Irfan melanjutkan tidak ada proses hukum yang dilakukan kepada Ismail Ahmad dan Riman Losen.

Ia pun memastikan permasalahan itu juga telah selesai usai keduanya datang ke Polres.

"Tidak ada proses hukum karena hanya sekedar klarifikasi saja dan itu sudah selesai karena yang bersangkutan hanya sekedar mengutip pernyataan tokoh almarhum Gusdur," pungkasnya.

Komisi III DPR RI Ikut Bereaksi

Menurut Wakil Ketua Komisi III DPR RI ini, kutipan Gus Dur ini merupakan pengingat bagi kepolisian untuk selalu menjadi abdi masyarakat yang lurus dan jujur.

"Menurut saya, kutipan ini adalah pengingat sekaligus nasihat abadi bagi kepolisian. Ini adalah pengingat untuk para polisi agar tetap bekerja sesuai koridor, amanah, dan lurus," kata Sahroni kepada wartawan, Kamis (18/6/2020).

Sahroni mengatakan bahwa pernyataan ini tentu saja wajar jika digunakan di masyarakat, selama bukan digunakan untuk menyudutkan institusi kepolisian.

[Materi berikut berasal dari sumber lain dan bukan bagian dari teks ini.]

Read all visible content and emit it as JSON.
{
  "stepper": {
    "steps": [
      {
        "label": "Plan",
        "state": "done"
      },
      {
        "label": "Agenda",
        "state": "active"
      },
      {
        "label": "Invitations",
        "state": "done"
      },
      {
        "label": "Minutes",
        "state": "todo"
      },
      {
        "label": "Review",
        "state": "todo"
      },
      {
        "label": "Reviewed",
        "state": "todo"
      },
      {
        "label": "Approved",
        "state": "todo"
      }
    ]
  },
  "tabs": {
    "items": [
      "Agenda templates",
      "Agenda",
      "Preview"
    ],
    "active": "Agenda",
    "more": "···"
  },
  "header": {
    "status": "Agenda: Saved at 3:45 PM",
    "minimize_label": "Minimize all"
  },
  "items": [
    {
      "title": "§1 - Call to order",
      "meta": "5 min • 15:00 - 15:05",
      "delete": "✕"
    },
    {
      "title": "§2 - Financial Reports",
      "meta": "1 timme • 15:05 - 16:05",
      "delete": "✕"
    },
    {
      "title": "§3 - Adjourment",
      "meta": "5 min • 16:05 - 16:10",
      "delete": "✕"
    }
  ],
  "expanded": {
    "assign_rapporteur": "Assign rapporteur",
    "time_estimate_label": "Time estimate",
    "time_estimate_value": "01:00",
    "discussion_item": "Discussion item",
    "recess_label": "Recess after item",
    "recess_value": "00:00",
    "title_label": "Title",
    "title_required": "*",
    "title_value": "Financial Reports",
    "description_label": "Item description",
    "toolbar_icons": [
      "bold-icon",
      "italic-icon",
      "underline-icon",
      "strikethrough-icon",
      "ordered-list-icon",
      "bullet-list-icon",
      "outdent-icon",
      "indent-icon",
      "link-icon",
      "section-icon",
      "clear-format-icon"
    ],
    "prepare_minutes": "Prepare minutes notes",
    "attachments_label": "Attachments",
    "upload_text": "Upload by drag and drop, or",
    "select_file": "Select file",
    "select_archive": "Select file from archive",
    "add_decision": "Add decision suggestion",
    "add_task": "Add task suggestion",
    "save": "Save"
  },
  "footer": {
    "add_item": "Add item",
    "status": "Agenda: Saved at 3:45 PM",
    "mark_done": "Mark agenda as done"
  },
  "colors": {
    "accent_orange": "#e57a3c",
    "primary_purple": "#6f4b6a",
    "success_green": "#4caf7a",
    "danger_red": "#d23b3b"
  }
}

"Wajar saja ya, karena kan tujuannya untuk mengingatkan, bukan dipelintir untuk menyudutkan institusi kepolisian. Jadi kita juga harus sama-sama fair, publik mengingatkan, polisi juga bisa menerima kritikan," ujar Sahroni.

Kendati demikian, Sahroni menambahkan bahwa jika ada indikasi adu domba, maka pihak yang berwajib juga berhak mengambil tindakan yang diperlukan.

"Ya intinya kalau tujuannya untuk mengadu domba boleh ditindak, namun jika tujuannya adalah untuk mengingatkan maka tidak masalah. Polisi juga bisa lebih berhati-hati dalam menanggapi candaan maupun kritikan dari masyarakat," pungkasnya.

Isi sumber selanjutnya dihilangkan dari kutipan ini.